It is a well known fact that the localization of a projective module over a commutative ring is free. However, I don't know anything about the dynamics of how the dimension of the resultant free module can depend on the ideal in respect to which localization is taken. The most natural starting point for an inquiry into this, would be whether or not this dimension is constant, or whether or not different ideals can give different dimensions in the first place.
The only example I have come up with dimension not constant is $R$ as a module over the ring $R\oplus R$, embedded canonically, where $R$ is any domain. Obviously, localizing by the other canonical embedding of $R$, a prime ideal, gives the zero module, while localization of the module in respect to itself is not.
I want to know whether or not this phenomenon is restricted to non-domains, or even just rings with idempotents (though that would be too good to true). If not, since it can't happen over PIDs, I would suspect that there is some other general class of rings where the localized dimension is in fact constant. Does anyone know where to look for more information about this class of ring, or if it's equivilent to anything I should be familiar with?

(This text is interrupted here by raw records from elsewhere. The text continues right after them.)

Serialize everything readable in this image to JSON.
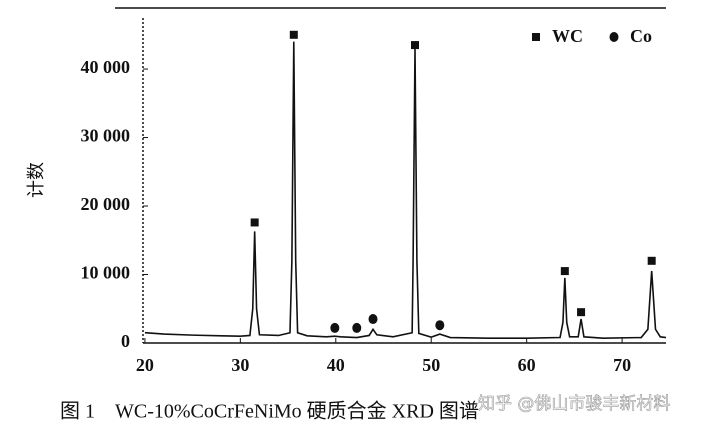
{
  "chart_data": {
    "type": "line",
    "ylabel": "计数",
    "caption": "图 1　WC-10%CoCrFeNiMo 硬质合金 XRD 图谱",
    "watermark": "知乎 @佛山市骏丰新材料",
    "color": "#111111",
    "x": [
      20,
      22,
      25,
      28,
      30,
      31.0,
      31.3,
      31.5,
      31.7,
      32.0,
      34,
      35.2,
      35.4,
      35.6,
      35.8,
      36.0,
      37,
      39,
      39.9,
      40.5,
      42.2,
      43.5,
      43.9,
      44.3,
      46,
      48.0,
      48.1,
      48.3,
      48.5,
      48.7,
      50,
      50.9,
      52,
      56,
      60,
      63.5,
      63.8,
      64.0,
      64.2,
      64.5,
      65.4,
      65.7,
      66.0,
      68,
      72,
      72.7,
      73.1,
      73.5,
      74,
      74.6
    ],
    "values": [
      1500,
      1300,
      1150,
      1050,
      1000,
      1100,
      5000,
      16300,
      5000,
      1200,
      1100,
      1500,
      12000,
      44000,
      12000,
      1500,
      1050,
      900,
      1000,
      900,
      800,
      1100,
      2000,
      1200,
      900,
      1500,
      12000,
      43000,
      12000,
      1400,
      850,
      1300,
      800,
      700,
      700,
      800,
      3000,
      9500,
      3000,
      900,
      900,
      3500,
      900,
      700,
      800,
      2000,
      10500,
      2000,
      900,
      800
    ],
    "markers": [
      {
        "name": "WC",
        "shape": "square",
        "color": "#111111",
        "x": [
          31.5,
          35.6,
          48.3,
          64.0,
          65.7,
          73.1
        ],
        "values": [
          17600,
          45000,
          43500,
          10500,
          4500,
          12000
        ]
      },
      {
        "name": "Co",
        "shape": "circle",
        "color": "#111111",
        "x": [
          39.9,
          42.2,
          43.9,
          50.9
        ],
        "values": [
          2200,
          2200,
          3500,
          2600
        ]
      }
    ],
    "legend": "upper right",
    "xlim": [
      19.8,
      74.6
    ],
    "xticks": [
      20,
      30,
      40,
      50,
      60,
      70
    ],
    "ylim": [
      0,
      49000
    ],
    "yticks": [
      0,
      {
        "value": 10000,
        "label": "10 000"
      },
      {
        "value": 20000,
        "label": "20 000"
      },
      {
        "value": 30000,
        "label": "30 000"
      },
      {
        "value": 40000,
        "label": "40 000"
      }
    ]
  }
}
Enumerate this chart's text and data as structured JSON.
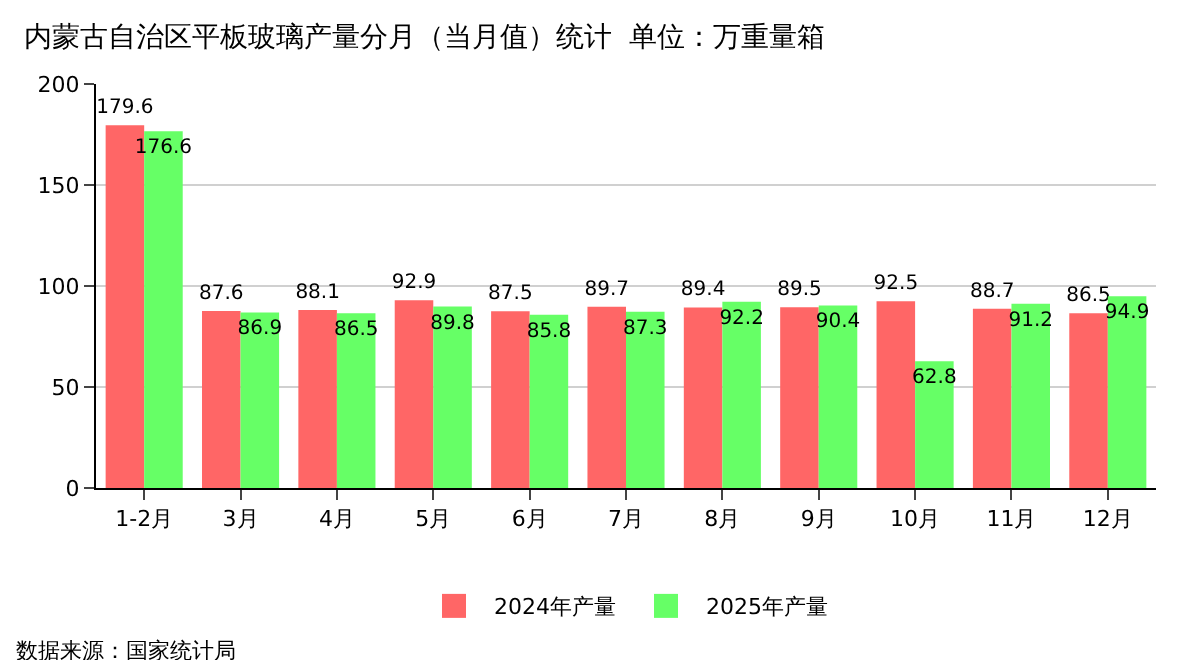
{
  "chart_data": {
    "type": "bar",
    "title": "内蒙古自治区平板玻璃产量分月（当月值）统计  单位：万重量箱",
    "categories": [
      "1-2月",
      "3月",
      "4月",
      "5月",
      "6月",
      "7月",
      "8月",
      "9月",
      "10月",
      "11月",
      "12月"
    ],
    "series": [
      {
        "name": "2024年产量",
        "color": "#ff6666",
        "values": [
          179.6,
          87.6,
          88.1,
          92.9,
          87.5,
          89.7,
          89.4,
          89.5,
          92.5,
          88.7,
          86.5
        ]
      },
      {
        "name": "2025年产量",
        "color": "#66ff66",
        "values": [
          176.6,
          86.9,
          86.5,
          89.8,
          85.8,
          87.3,
          92.2,
          90.4,
          62.8,
          91.2,
          94.9
        ]
      }
    ],
    "ylim": [
      0,
      200
    ],
    "yticks": [
      0,
      50,
      100,
      150,
      200
    ],
    "grid": "y",
    "legend": "bottom",
    "data_labels": true,
    "annotations": [
      "数据来源：国家统计局"
    ]
  }
}
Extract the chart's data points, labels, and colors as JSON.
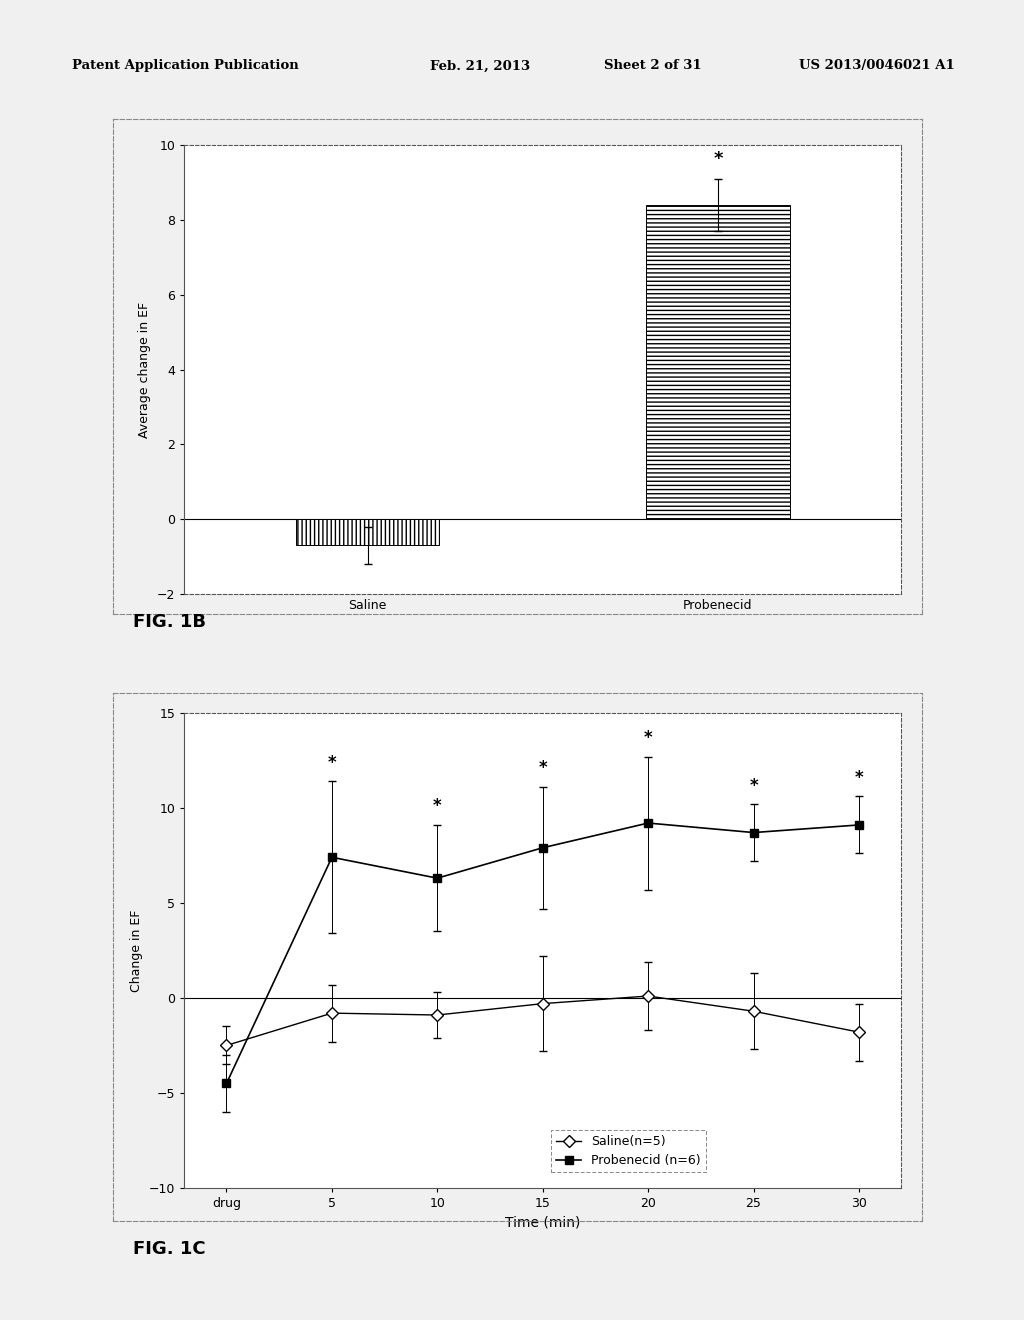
{
  "header_text": "Patent Application Publication",
  "header_date": "Feb. 21, 2013",
  "header_sheet": "Sheet 2 of 31",
  "header_patent": "US 2013/0046021 A1",
  "fig1b_ylabel": "Average change in EF",
  "fig1b_categories": [
    "Saline",
    "Probenecid"
  ],
  "fig1b_values": [
    -0.7,
    8.4
  ],
  "fig1b_errors": [
    0.5,
    0.7
  ],
  "fig1b_ylim": [
    -2,
    10
  ],
  "fig1b_yticks": [
    -2,
    0,
    2,
    4,
    6,
    8,
    10
  ],
  "fig1b_label": "FIG. 1B",
  "fig1c_ylabel": "Change in EF",
  "fig1c_xlabel": "Time (min)",
  "fig1c_label": "FIG. 1C",
  "fig1c_ylim": [
    -10,
    15
  ],
  "fig1c_yticks": [
    -10,
    -5,
    0,
    5,
    10,
    15
  ],
  "fig1c_xticklabels": [
    "drug",
    "5",
    "10",
    "15",
    "20",
    "25",
    "30"
  ],
  "saline_y": [
    -2.5,
    -0.8,
    -0.9,
    -0.3,
    0.1,
    -0.7,
    -1.8
  ],
  "saline_err": [
    1.0,
    1.5,
    1.2,
    2.5,
    1.8,
    2.0,
    1.5
  ],
  "probenecid_y": [
    -4.5,
    7.4,
    6.3,
    7.9,
    9.2,
    8.7,
    9.1
  ],
  "probenecid_err": [
    1.5,
    4.0,
    2.8,
    3.2,
    3.5,
    1.5,
    1.5
  ],
  "bg_color": "#e8e8e8",
  "page_bg": "#f0f0f0",
  "plot_bg_color": "#ffffff"
}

In my answer to your other question here https://math.stackexchange.com/a/1442596/14860 I showed that the function rank is constant on each $V(p)$ (the adherence of $p$ in the Zariski topology on the spectrum of the ring) were $p$ is a minimal prime ideal. So if the ring has finitely many of them (like if the ring is a domain or noetherian) then it is locally constant for each locally finite free module (here locally means at each point of the spectrum).